Его худое лицо с запавшими щеками и седыми бровями наплывало на меня. Тонкие бледные губы беззвучно шевелились.
— Смотри! — прочитал я по губам. — Смотри!
Внезапно я без всякой паузы перевоплотился в этого бродягу.
* * *
Бродяга копался в урне возле входа в Ботанический сад — искал бутылки или алюминиевые банки.
Выудил банку из-под чешского «Будвайзера». Внутри что-то плескалось — редкая удача!
Бродяга в два глотка допил оставшееся пиво и расплющил банку ударом дырявой подошвы.
Рядом с ним остановился большой серый автомобиль. Стекло со стороны пассажира опустилось.
— Эй! Заработать хочешь?
Опасливо, как битая собака, бродяга подошёл к автомобилю. Бежать и думать нечего — ноги болят, подошва на ботинке оторвана.
Да и куда ему бежать? Во дворы?
Так там, если догонят — точно забьют насмерть.
Лучше сразу упасть, закрыть голову руками и терпеть.
На улице хотя бы прохожие есть. Если что — крикнут квартального.
— Подойди ближе, не бойся! Дорогу покажешь?
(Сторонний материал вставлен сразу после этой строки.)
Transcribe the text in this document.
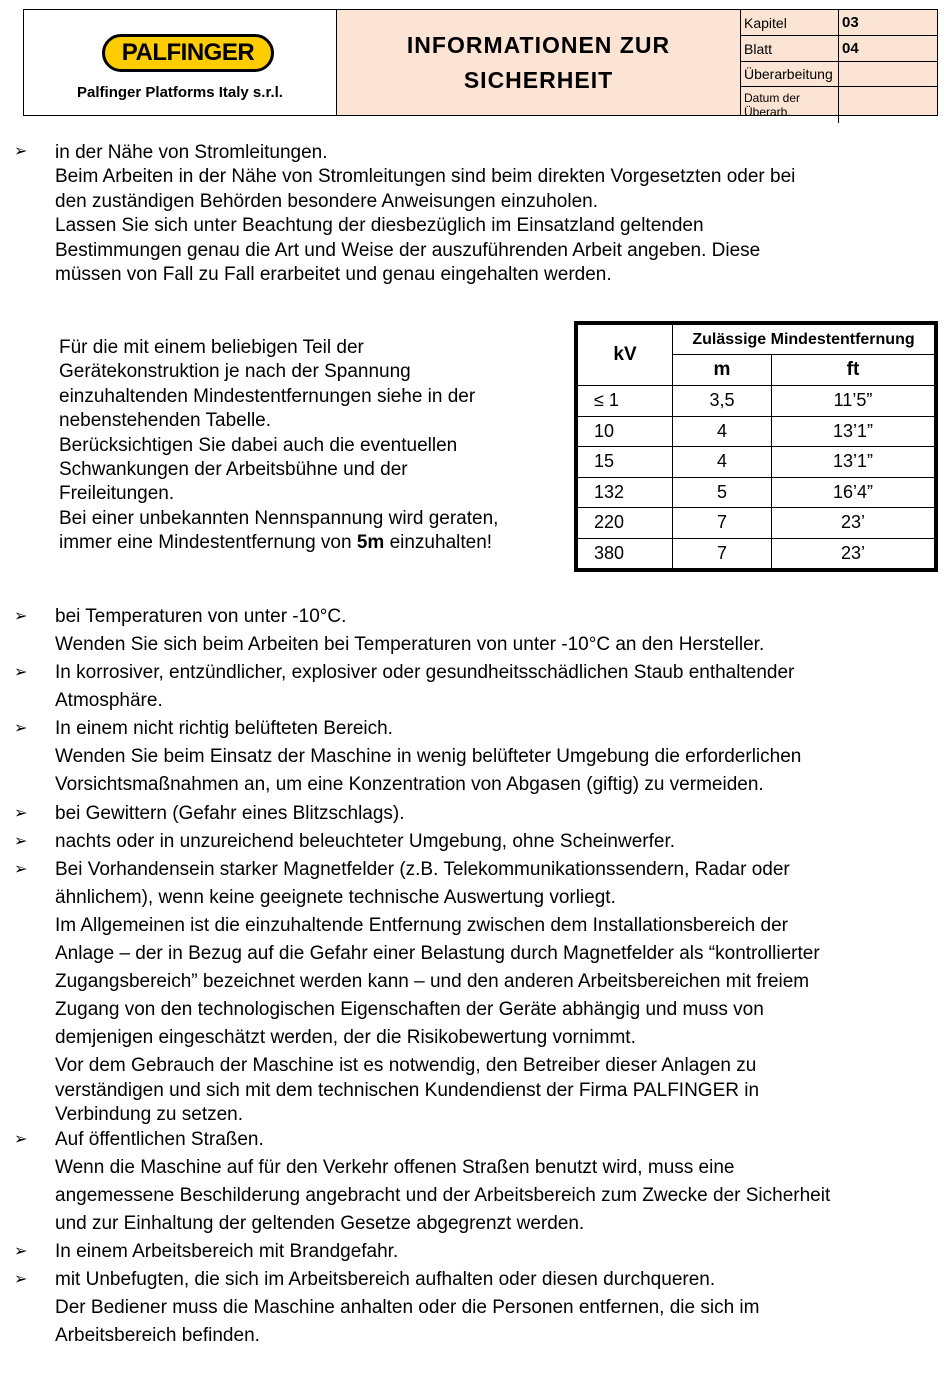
PALFINGER
Palfinger Platforms Italy s.r.l.
INFORMATIONEN ZUR SICHERHEIT
Kapitel	03
Blatt	04
Überarbeitung
Datum der Überarb.
➢ in der Nähe von Stromleitungen.
Beim Arbeiten in der Nähe von Stromleitungen sind beim direkten Vorgesetzten oder bei
den zuständigen Behörden besondere Anweisungen einzuholen.
Lassen Sie sich unter Beachtung der diesbezüglich im Einsatzland geltenden
Bestimmungen genau die Art und Weise der auszuführenden Arbeit angeben. Diese
müssen von Fall zu Fall erarbeitet und genau eingehalten werden.
Für die mit einem beliebigen Teil der
Gerätekonstruktion je nach der Spannung
einzuhaltenden Mindestentfernungen siehe in der
nebenstehenden Tabelle.
Berücksichtigen Sie dabei auch die eventuellen
Schwankungen der Arbeitsbühne und der
Freileitungen.
Bei einer unbekannten Nennspannung wird geraten,
immer eine Mindestentfernung von 5m einzuhalten!
kV	Zulässige Mindestentfernung	
	m	ft
≤ 1	3,5	11’5”
10	4	13’1”
15	4	13’1”
132	5	16’4”
220	7	23’
380	7	23’
➢ bei Temperaturen von unter -10°C.
Wenden Sie sich beim Arbeiten bei Temperaturen von unter -10°C an den Hersteller.
➢ In korrosiver, entzündlicher, explosiver oder gesundheitsschädlichen Staub enthaltender
Atmosphäre.
➢ In einem nicht richtig belüfteten Bereich.
Wenden Sie beim Einsatz der Maschine in wenig belüfteter Umgebung die erforderlichen
Vorsichtsmaßnahmen an, um eine Konzentration von Abgasen (giftig) zu vermeiden.
➢ bei Gewittern (Gefahr eines Blitzschlags).
➢ nachts oder in unzureichend beleuchteter Umgebung, ohne Scheinwerfer.
➢ Bei Vorhandensein starker Magnetfelder (z.B. Telekommunikationssendern, Radar oder
ähnlichem), wenn keine geeignete technische Auswertung vorliegt.
Im Allgemeinen ist die einzuhaltende Entfernung zwischen dem Installationsbereich der
Anlage – der in Bezug auf die Gefahr einer Belastung durch Magnetfelder als “kontrollierter
Zugangsbereich” bezeichnet werden kann – und den anderen Arbeitsbereichen mit freiem
Zugang von den technologischen Eigenschaften der Geräte abhängig und muss von
demjenigen eingeschätzt werden, der die Risikobewertung vornimmt.
Vor dem Gebrauch der Maschine ist es notwendig, den Betreiber dieser Anlagen zu
verständigen und sich mit dem technischen Kundendienst der Firma PALFINGER in
Verbindung zu setzen.
➢ Auf öffentlichen Straßen.
Wenn die Maschine auf für den Verkehr offenen Straßen benutzt wird, muss eine
angemessene Beschilderung angebracht und der Arbeitsbereich zum Zwecke der Sicherheit
und zur Einhaltung der geltenden Gesetze abgegrenzt werden.
➢ In einem Arbeitsbereich mit Brandgefahr.
➢ mit Unbefugten, die sich im Arbeitsbereich aufhalten oder diesen durchqueren.
Der Bediener muss die Maschine anhalten oder die Personen entfernen, die sich im
Arbeitsbereich befinden.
Заблудились мы в ваших переулках.
Рука протянула ему десятку.
Ничего себе!
Бродяга разглядел на запястье дорогие часы. Настоящая «Ракета», золотые.
Дорогу показать — это бродяга мог запросто.
На Петербуржской стороне он знал все подворотни.
— Нам дача Громова нужна — как туда проехать?
Я подошёл вплотную к машине.
Широкая дверь открылась, и бродяга увидел просторный салон, зачем-то застеленный клеёнкой.
Вдруг сильные руки толкнули его в спину, и он мордой вперёд влетел в салон. Кто-то закинул его ноги, дверь позади мягко захлопнулась.
Бродяга дёрнулся было, но сверху больно ударили по шее, и почти сразу укололи в плечо.
В глазах всё поплыло, и он отрубился.
Очнулся в железной клетке, которая стояла в каком-то подвале.
И сразу понял — кранты! Отсюда не выбраться.
Одежду с него сняли, даже трусов не оставили. И вымыли ещё падлы, пока без сознания валялся!
Не успел бродяга очухаться, как щуплый парнишка, дежуривший возле клетки, закричал кому-то:
— Валентин Григорьевич! Семнадцатый очнулся!
На этот крик явился пожилой очкарик в белом халате. Внимательно осмотрел бродягу. Заставил повернуться одним боком, потом — другим.
Бродяга послушно крутился перед ним, как шлюха перед клиентом. Спорить — себе дороже. У сторожа дубинка, да и другие охранники наверняка есть.
Осмотрев его, Валентин Григорьевич коротко распорядился:
— Накормить.
И ушёл.
Услышав про кормёжку, бродяга даже приободрился.
Значит, если и убьют, то не сегодня.
Щуплый приволок ему алюминиевую миску, полную каши с мясом. И ещё одну — с овощами.
Бродяга жрал, пока не спёрло дыхание, а кожа на впалом животе натянулась, слово барабан. Жрал, даже когда еда уже не лезла — до икоты, до отрыжки.
Всё сожрал и миски вылизал.
Сдохнуть — так хоть сытым!
Но его никто не убивал.
Кормили трижды в день, и сытно — бродяга даже толстеть начал. Через пару дней намазали какой-то мазью, от которой стал подживать застарелый лишай.
Прямо больница и курорт.
Если бы не охранники с автоматами.
Пару раз они проходили мимо его клетки. Бродяга на всякий случай забивался в угол, но охранники не обращали на него никакого внимания.
Щуплый парнишка тоже с ним не разговаривал. Приносил еду, уносил пустые миски. Вычищал парашу.
Поначалу было неловко делать свои дела на виду у всех. Но через пару дней бродяга привык. А что такого? Человек ко всему привыкает.
Однажды пришёл молодой, длинноволосый — видно, лаборант. Спросил, как зовут и сколько лет. Всё записал в толстую конторскую тетрадь.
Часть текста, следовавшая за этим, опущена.